Gagasan 'sistim distrik,' yang pernah diusulkan untuk Pemilu
1971 dan Pemilu 1977, belum berhasil digolkan dalam forum
legislatif kita. Penulis sebagai salah satu yang turut
memperjuangkan gagasan tersebut bersama 'independent group' di
tahun-tahun 1969-1970, merasa sangat prihatin melihat
pelaksanaan Pemilu 1971 dan Pemilu 1977 yang lalu. Pengorbanan
demokrasi telah cukup lama kita berikan. Selama ini kita selalu
bersikap kompromi dan toleran terhadap
keganjilan-keganjilan/ketidak wajaran di republik ini.
Tekad kita kini adalah memenangkan gagasan 'sistim distrik'
tersebut, di mana tidak ada anggota DPR yang diangkat/ ditunjuk.

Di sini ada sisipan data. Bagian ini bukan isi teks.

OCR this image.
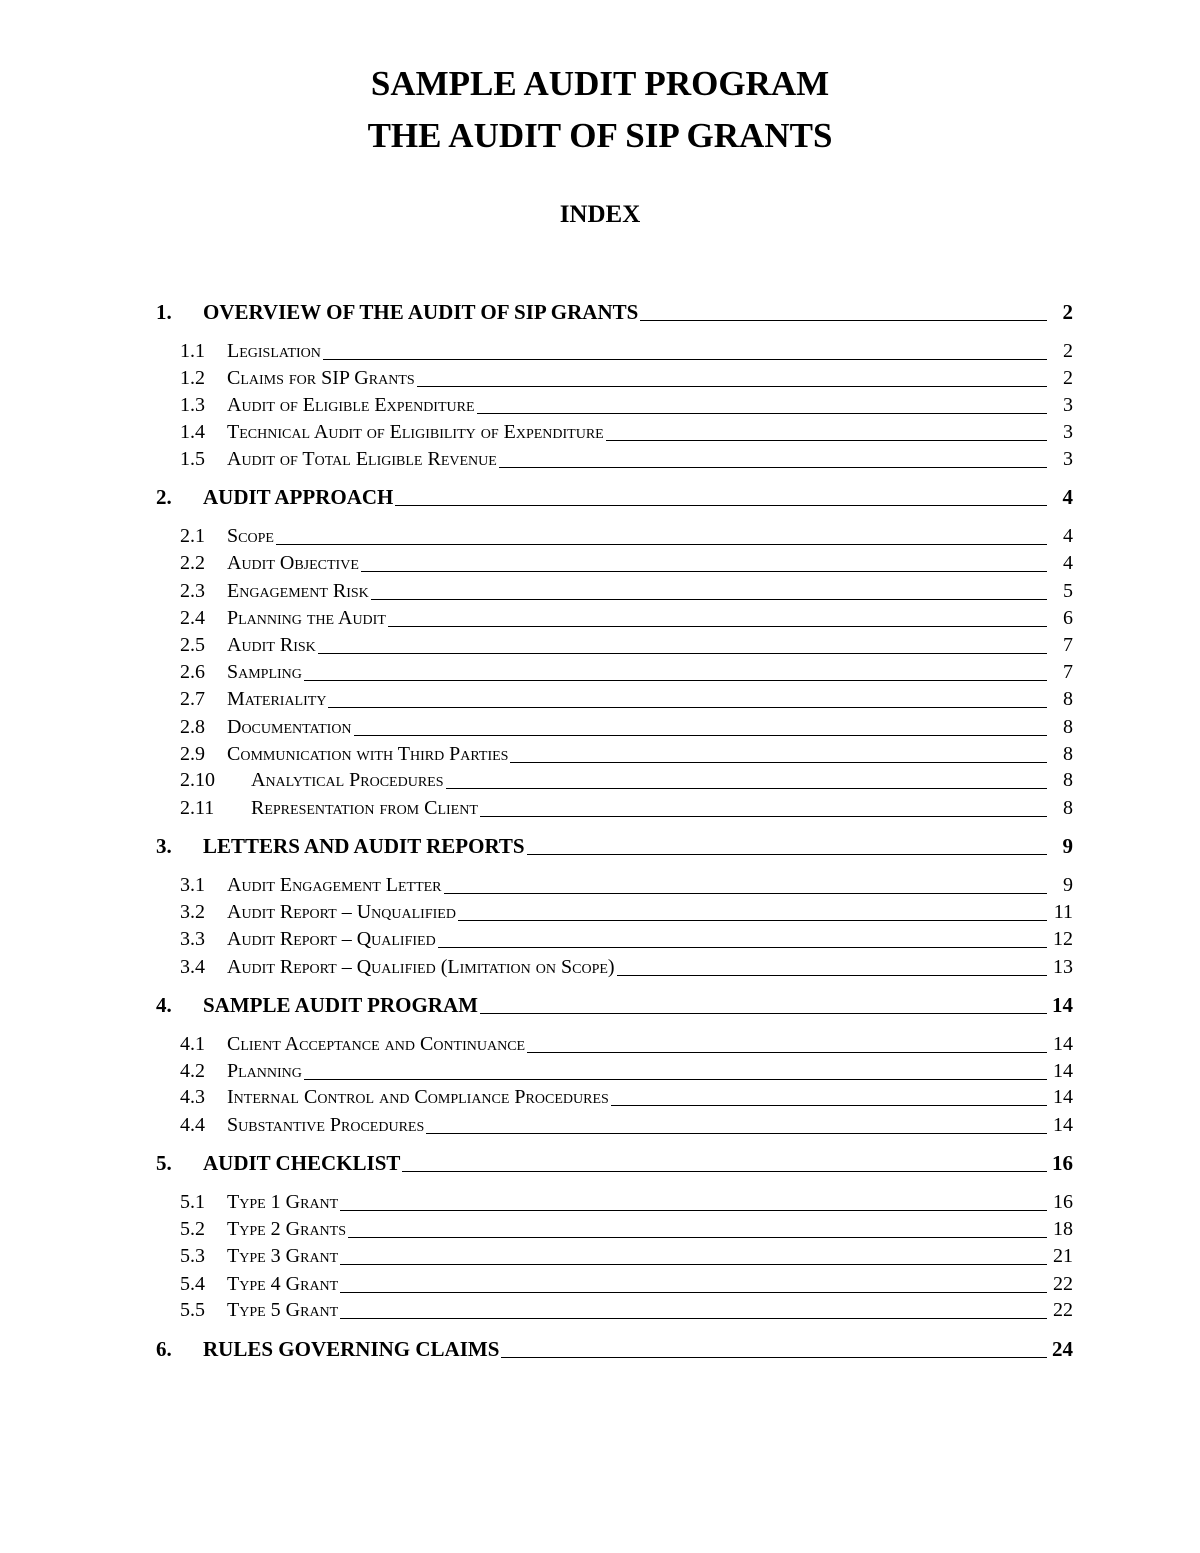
SAMPLE AUDIT PROGRAM
THE AUDIT OF SIP GRANTS
INDEX
1. OVERVIEW OF THE AUDIT OF SIP GRANTS	2
1.1 Legislation	2
1.2 Claims for SIP Grants	2
1.3 Audit of Eligible Expenditure	3
1.4 Technical Audit of Eligibility of Expenditure	3
1.5 Audit of Total Eligible Revenue	3
2. AUDIT APPROACH	4
2.1 Scope	4
2.2 Audit Objective	4
2.3 Engagement Risk	5
2.4 Planning the Audit	6
2.5 Audit Risk	7
2.6 Sampling	7
2.7 Materiality	8
2.8 Documentation	8
2.9 Communication with Third Parties	8
2.10 Analytical Procedures	8
2.11 Representation from Client	8
3. LETTERS AND AUDIT REPORTS	9
3.1 Audit Engagement Letter	9
3.2 Audit Report – Unqualified	11
3.3 Audit Report – Qualified	12
3.4 Audit Report – Qualified (Limitation on Scope)	13
4. SAMPLE AUDIT PROGRAM	14
4.1 Client Acceptance and Continuance	14
4.2 Planning	14
4.3 Internal Control and Compliance Procedures	14
4.4 Substantive Procedures	14
5. AUDIT CHECKLIST	16
5.1 Type 1 Grant	16
5.2 Type 2 Grants	18
5.3 Type 3 Grant	21
5.4 Type 4 Grant	22
5.5 Type 5 Grant	22
6. RULES GOVERNING CLAIMS	24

Mari kita ambil analisa sederhana dari Pemilu 1971 & 1977. Bila
1 (satu) anggota DPR untuk daerah tingkat I mewakili 400.000
suara, maka 100 anggota DPR yang diangkat/ditunjuk adalah
identik dengan 40.000.000 (empat puluh juta) suara! Sungguh luar
biasa. Apa dasarnya bahwa yang seratus orang itu dikatakan
utusan dari Golongan Karya, bila Golongan Karya sendiri telah
diwakili (sebagai peserta) dalam Pemilu? Apa dasarnya dari yang
100 orang itu dibuat perbandingan 3 untuk ABRI dan 1 untuk
sipil?
Sudah sepatutnyalah semua anggota DPR dipilih melalui pemilihan
langsung oleh rakyat -- di mana pemilih tidak lagi memilih tanda
gambar, tetapi memilih kandidatnya (orangnya). Sistim distrik
akan memungkinkan tokoh daerah tampil ke muka (berperanan)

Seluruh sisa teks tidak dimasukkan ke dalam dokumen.